2013年の高年齢者雇用安定法改定や、2015年の女性活躍推進法、国連サミットでのSDGs採択など、多様な人材をどう活かすかが企業の課題となっている。

本田技研工業(ホンダ)は12月21日、人材の多様化に技術で応えるべく、同社の先端科学技術の研究を担う、ホンダ・リサーチ・インスティチュート・ジャパン(HRI-JP)とホンダ太陽、ホンダR&D太陽の3社で聴覚障がい者と健聴者の双方向コミュニケーションをサポートするシステム「ホンダ・コミュニケーション・アシスタンス・システム」(Honda CAシステム)を開発、社内利用の様子をメディアに公開した。

  • Honda CAシステムの機材

    Honda CAシステムの機材

ホンダ太陽、ホンダR&D太陽は、「障がいのある人達の社会的自立の促進」と言う理念のもと設立された特例子会社。 聴覚障がい者と健聴者が勤務する、ホンダR&D太陽内で両者間のコミュニケーションの問題が顕在化したことから、2017年より3年半をかけHonda CAシステムを開発、実証を進め、2020年9月より各事業所で導入を図っているという。

Honda CAシステムは、マイクロフォンを通して発話すると、テキスト配信PCが音声を取り込み、音声認識サーバーに転送。音声認識サーバーに搭載されたAI音声認識システムにより、リアルタイムでテキスト化が行われ、テキスト配信PCを介して各タブレットにテキストが配信される仕組みを採用することで、円滑なコミュニケーションを実現することを可能としている。

  • Honda CAシステムの概要図

    Honda CAシステムの概要図

テキスト配信PCには、自社で開発したテキスト配信、マイクからの音声の取り込みといったソフトウェアのほか、音声認識の開始、終了、テキスト表示、修正、各種設定などのユーザーインタフェースを備えている。

また、AI音声認識システムも自社で開発したもので、2年半にわたる実証とAI学習により、ホンダ内で使用される専門用語も認識可能。発話からテキスト化まで約2秒で実現でき、単語の認識誤り率も9%程度に抑えられているという。

普段、実際に会議で使用しているというホンダの二輪事業本部 ものづくりセンターのメンバーがデモを見せてくれた。

  • 発話者がマイクロフォンに向かって発話すると

  • 各メンバーのタブレットにテキストが写し出される

    各メンバーのタブレットにテキストが写し出される

  • 自分の意見をタブレットに書き込むことができる

    メンバーはタイピングや手書き入力によって、自分の意見を伝えることができる

会議のデモを行ったメンバーからは、「私は補聴器をつければ聞こえないこともないが、聞こえないときは主に相手の口の動きを読むことで内容を理解していた。しかし、コロナ禍でマスクの着用が求められ、口元が隠れてしまうと、何を言っているのかが分からないので、こういったシステムはとても助かっている」といった感想が述べられていた。

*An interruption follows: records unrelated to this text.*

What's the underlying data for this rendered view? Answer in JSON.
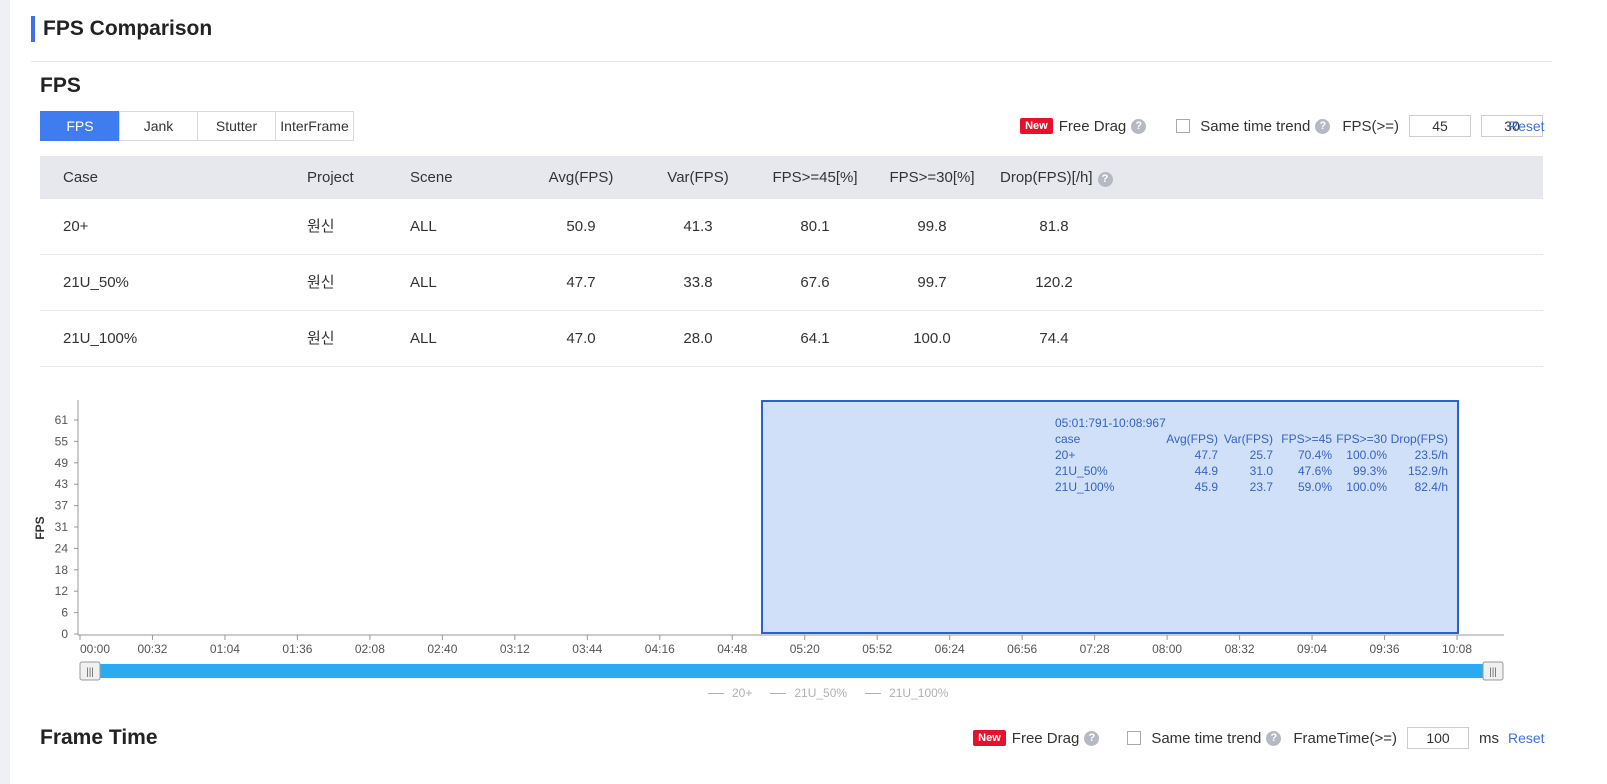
{
  "header": {
    "title": "FPS Comparison"
  },
  "fps_section": {
    "title": "FPS",
    "tabs": [
      "FPS",
      "Jank",
      "Stutter",
      "InterFrame"
    ],
    "active_tab": "FPS",
    "toolbar": {
      "new_badge": "New",
      "free_drag": "Free Drag",
      "same_time_trend": "Same time trend",
      "threshold_label": "FPS(>=)",
      "threshold_1": "45",
      "threshold_2": "30",
      "reset": "Reset"
    }
  },
  "table": {
    "headers": [
      "Case",
      "Project",
      "Scene",
      "Avg(FPS)",
      "Var(FPS)",
      "FPS>=45[%]",
      "FPS>=30[%]",
      "Drop(FPS)[/h]"
    ],
    "rows": [
      [
        "20+",
        "원신",
        "ALL",
        "50.9",
        "41.3",
        "80.1",
        "99.8",
        "81.8"
      ],
      [
        "21U_50%",
        "원신",
        "ALL",
        "47.7",
        "33.8",
        "67.6",
        "99.7",
        "120.2"
      ],
      [
        "21U_100%",
        "원신",
        "ALL",
        "47.0",
        "28.0",
        "64.1",
        "100.0",
        "74.4"
      ]
    ]
  },
  "chart_data": {
    "type": "line",
    "ylabel": "FPS",
    "y_ticks": [
      "0",
      "6",
      "12",
      "18",
      "24",
      "31",
      "37",
      "43",
      "49",
      "55",
      "61"
    ],
    "x_ticks": [
      "00:00",
      "00:32",
      "01:04",
      "01:36",
      "02:08",
      "02:40",
      "03:12",
      "03:44",
      "04:16",
      "04:48",
      "05:20",
      "05:52",
      "06:24",
      "06:56",
      "07:28",
      "08:00",
      "08:32",
      "09:04",
      "09:36",
      "10:08"
    ],
    "series": [
      {
        "name": "20+",
        "values": []
      },
      {
        "name": "21U_50%",
        "values": []
      },
      {
        "name": "21U_100%",
        "values": []
      }
    ],
    "selection": {
      "range": "05:01:791-10:08:967",
      "columns": [
        "case",
        "Avg(FPS)",
        "Var(FPS)",
        "FPS>=45",
        "FPS>=30",
        "Drop(FPS)"
      ],
      "rows": [
        [
          "20+",
          "47.7",
          "25.7",
          "70.4%",
          "100.0%",
          "23.5/h"
        ],
        [
          "21U_50%",
          "44.9",
          "31.0",
          "47.6%",
          "99.3%",
          "152.9/h"
        ],
        [
          "21U_100%",
          "45.9",
          "23.7",
          "59.0%",
          "100.0%",
          "82.4/h"
        ]
      ]
    },
    "colors": {
      "selection_fill": "#d0e0f8",
      "selection_border": "#2a62c9",
      "slider": "#2aaaf0"
    }
  },
  "frame_time_section": {
    "title": "Frame Time",
    "toolbar": {
      "new_badge": "New",
      "free_drag": "Free Drag",
      "same_time_trend": "Same time trend",
      "threshold_label": "FrameTime(>=)",
      "threshold_value": "100",
      "unit": "ms",
      "reset": "Reset"
    }
  }
}
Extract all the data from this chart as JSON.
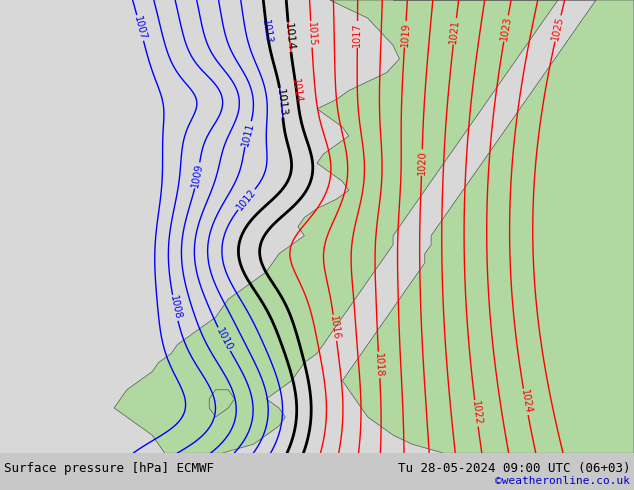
{
  "title_left": "Surface pressure [hPa] ECMWF",
  "title_right": "Tu 28-05-2024 09:00 UTC (06+03)",
  "credit": "©weatheronline.co.uk",
  "credit_color": "#0000cc",
  "fig_width": 6.34,
  "fig_height": 4.9,
  "dpi": 100,
  "sea_color": "#d8d8d8",
  "land_color": "#b0d8a0",
  "blue_contour_color": "#0000ff",
  "red_contour_color": "#ff0000",
  "black_contour_color": "#000000",
  "contour_linewidth": 1.0,
  "black_linewidth": 2.0
}
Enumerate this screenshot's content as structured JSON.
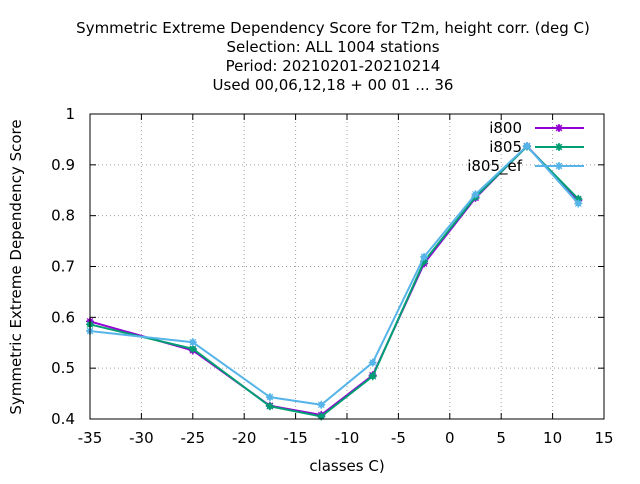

別のメンバーからも「今までは、わざわざ筆記で伝えてもらうのが、とても申し訳ないと思っていたが、このシステムがあることで気軽に会議に参加できるようになってありがたい」と、このシステムを使うことで、聴覚障がい者と健聴者を垣根を越えたコミュニケーションが、これまで以上に円滑に進んでいるといった感想もあった。

自動車メーカーである同社が、こうしたシステムを開発する背景には、「技術は人のために」という同社の研究開発に対する信念があるという。

なお、ホンダでは、現在は音声認識の問題でPCのマイクを通す必要があるが将来的にはスマートフォンのマイクなどさまざまなデバイスで対応可能にしていくとしているほか、手話の認識など、より幅広い人たちが働きやすい環境の実現に向けた技術の開発を進めていきたいとしている。